La pénurie de main-d’œuvre accentue les tensions sur les salaires. La production est freinée dans de nombreux pays européens par l’absence de main-d’œuvre. Les sociétés de transports doivent revoir les fréquences de leurs liaisons, qu’elles soient aériennes, ferroviaires ou routières, faute de conducteurs ou de pilotes. Les commerces, les restaurants et les hôtels sont contraints de revoir à la baisse leurs offres de services ou leur plage d’ouverture au public. Les délais s’allongent dans le secteur du bâtiment pour la réalisation des travaux. Selon une enquête d’Eurostat, les entreprises manufacturières ont, en moyenne, plus de cinq mois de travail dans leurs carnets de commandes, contre quatre avant le covid. Le marché du travail est tendu également en raison des départs massifs à la retraite. En France, plus de 800 000 personnes liquident leurs droits à la retraite chaque année. En Allemagne et en Italie, le vieillissement de la population est encore plus rapide. Les salariés rechignent de plus en plus à accepter des travaux pénibles. La crise sanitaire a fait évoluer le regard des populations sur le travail. La productivité est en nette baisse en Europe. Ces facteurs concourent au maintien d’une forte inflation dans les prochains mois.

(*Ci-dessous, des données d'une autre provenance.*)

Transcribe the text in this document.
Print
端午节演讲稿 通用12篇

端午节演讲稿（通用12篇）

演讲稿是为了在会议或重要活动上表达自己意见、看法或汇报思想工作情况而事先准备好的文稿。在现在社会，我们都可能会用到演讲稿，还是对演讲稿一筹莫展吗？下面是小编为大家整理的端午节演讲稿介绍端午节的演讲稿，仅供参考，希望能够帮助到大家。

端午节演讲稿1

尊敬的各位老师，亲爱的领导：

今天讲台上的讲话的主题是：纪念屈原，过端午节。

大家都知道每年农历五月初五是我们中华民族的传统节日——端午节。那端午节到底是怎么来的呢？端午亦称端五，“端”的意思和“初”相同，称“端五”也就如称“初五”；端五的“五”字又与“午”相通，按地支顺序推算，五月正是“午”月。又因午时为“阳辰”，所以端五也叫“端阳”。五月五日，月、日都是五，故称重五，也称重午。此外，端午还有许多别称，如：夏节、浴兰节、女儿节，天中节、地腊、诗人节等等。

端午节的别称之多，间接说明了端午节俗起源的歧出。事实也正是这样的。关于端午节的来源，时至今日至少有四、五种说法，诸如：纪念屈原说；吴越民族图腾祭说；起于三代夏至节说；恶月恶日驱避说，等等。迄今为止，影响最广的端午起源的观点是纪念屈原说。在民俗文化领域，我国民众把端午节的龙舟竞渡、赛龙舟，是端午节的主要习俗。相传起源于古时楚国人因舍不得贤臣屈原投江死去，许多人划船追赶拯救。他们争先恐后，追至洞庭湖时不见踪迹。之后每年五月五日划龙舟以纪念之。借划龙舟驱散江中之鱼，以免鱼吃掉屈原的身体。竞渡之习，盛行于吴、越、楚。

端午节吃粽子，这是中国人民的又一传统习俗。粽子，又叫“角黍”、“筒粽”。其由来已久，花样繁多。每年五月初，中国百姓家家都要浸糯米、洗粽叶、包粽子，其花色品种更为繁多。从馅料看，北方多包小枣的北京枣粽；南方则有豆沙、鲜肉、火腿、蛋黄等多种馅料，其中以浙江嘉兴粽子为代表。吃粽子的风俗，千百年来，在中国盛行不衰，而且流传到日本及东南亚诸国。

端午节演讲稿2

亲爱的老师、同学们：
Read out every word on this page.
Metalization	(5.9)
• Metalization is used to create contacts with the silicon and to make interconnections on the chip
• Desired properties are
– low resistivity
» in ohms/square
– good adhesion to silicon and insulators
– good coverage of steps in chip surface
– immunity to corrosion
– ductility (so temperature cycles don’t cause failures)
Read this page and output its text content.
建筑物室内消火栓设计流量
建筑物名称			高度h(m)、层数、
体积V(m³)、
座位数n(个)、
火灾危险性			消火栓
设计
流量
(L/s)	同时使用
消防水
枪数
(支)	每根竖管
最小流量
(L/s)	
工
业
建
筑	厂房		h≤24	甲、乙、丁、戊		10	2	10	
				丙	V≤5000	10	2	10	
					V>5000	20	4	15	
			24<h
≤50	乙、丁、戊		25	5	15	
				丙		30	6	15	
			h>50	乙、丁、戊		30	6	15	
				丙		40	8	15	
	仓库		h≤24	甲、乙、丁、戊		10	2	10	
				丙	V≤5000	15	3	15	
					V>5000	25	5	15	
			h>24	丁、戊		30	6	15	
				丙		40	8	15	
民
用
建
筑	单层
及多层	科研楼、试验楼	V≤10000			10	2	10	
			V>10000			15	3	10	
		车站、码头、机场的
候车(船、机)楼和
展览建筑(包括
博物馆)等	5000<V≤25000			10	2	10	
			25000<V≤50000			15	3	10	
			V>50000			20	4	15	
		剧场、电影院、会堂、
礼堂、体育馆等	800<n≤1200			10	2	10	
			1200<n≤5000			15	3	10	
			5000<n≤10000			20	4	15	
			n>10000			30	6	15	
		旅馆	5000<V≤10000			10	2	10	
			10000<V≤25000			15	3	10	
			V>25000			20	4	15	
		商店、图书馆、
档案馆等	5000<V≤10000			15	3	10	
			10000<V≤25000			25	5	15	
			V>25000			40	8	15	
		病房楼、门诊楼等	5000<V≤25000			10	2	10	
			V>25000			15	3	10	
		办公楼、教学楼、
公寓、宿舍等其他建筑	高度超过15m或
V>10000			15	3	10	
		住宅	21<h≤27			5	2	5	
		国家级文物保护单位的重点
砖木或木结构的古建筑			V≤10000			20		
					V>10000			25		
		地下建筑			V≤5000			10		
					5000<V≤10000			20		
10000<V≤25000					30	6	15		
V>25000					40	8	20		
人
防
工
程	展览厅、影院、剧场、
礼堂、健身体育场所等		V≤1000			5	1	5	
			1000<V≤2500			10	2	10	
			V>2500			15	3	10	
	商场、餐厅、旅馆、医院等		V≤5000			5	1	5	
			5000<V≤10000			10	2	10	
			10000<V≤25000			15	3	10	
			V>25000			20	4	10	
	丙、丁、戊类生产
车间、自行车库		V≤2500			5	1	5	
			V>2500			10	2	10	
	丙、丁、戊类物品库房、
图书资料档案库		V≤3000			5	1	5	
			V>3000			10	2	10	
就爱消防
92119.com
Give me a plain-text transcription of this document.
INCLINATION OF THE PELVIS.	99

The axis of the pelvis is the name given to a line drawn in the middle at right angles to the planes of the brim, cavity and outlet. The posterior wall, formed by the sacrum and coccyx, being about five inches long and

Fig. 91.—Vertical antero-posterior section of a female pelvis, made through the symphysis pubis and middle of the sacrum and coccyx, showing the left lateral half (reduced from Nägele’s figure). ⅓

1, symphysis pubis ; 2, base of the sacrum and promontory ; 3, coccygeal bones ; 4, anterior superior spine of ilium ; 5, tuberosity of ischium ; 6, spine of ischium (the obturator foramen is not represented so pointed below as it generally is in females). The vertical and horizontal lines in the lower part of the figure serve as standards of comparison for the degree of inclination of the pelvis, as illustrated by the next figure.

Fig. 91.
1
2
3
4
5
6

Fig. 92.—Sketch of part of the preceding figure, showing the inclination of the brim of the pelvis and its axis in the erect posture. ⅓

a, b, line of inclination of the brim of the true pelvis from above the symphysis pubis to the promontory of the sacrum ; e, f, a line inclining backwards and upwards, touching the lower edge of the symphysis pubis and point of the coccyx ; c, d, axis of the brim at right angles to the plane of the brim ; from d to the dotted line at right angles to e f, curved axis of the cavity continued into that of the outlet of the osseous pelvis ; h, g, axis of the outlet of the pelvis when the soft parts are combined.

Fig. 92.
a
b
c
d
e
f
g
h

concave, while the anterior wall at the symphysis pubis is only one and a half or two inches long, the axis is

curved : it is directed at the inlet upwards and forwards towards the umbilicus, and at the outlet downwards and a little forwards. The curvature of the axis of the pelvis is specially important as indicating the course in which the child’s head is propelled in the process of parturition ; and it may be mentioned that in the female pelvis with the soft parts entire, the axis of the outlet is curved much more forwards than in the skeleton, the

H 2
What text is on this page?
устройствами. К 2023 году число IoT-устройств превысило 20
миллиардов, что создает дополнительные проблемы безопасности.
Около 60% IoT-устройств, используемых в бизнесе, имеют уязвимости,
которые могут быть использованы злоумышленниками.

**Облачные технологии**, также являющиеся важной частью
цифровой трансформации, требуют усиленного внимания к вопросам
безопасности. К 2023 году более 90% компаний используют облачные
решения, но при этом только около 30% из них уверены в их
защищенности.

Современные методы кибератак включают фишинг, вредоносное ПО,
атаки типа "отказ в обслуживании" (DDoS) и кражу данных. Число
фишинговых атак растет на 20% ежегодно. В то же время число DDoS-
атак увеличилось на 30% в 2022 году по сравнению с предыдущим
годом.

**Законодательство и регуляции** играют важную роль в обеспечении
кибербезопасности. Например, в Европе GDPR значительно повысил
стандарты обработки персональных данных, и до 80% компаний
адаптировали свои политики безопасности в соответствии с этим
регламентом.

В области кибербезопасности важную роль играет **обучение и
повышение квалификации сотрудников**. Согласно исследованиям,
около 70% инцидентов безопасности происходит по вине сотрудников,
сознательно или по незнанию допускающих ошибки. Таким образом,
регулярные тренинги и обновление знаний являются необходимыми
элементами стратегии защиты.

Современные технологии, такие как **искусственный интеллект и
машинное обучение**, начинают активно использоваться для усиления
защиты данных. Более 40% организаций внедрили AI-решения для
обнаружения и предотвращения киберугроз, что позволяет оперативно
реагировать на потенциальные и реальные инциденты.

La survenue d’une récession, scénario retenu par différentes organisations internationales et par plusieurs instituts économiques, pourrait changer la donne en atténuant les revendications salariales et en faisant plus facilement accepter par les actifs les postes de travail aujourd’hui délaissés en raison de leur pénibilité. Pour avoir des effets réels sur l’inflation, la récession devrait être assez forte et suffisamment longue pour peser sur les comportements. Ce scénario pose le problème de son acceptabilité par les populations dont la résilience a été mise à rude épreuve depuis une dizaine d’années. Leur sensibilité sur les problématiques de pouvoir d’achat, d’emploi et de conditions de vie est plus forte qu’en 2007 ou qu’en 1993, lors de deux dernières grandes récessions (hors celle liée au covid de 2020).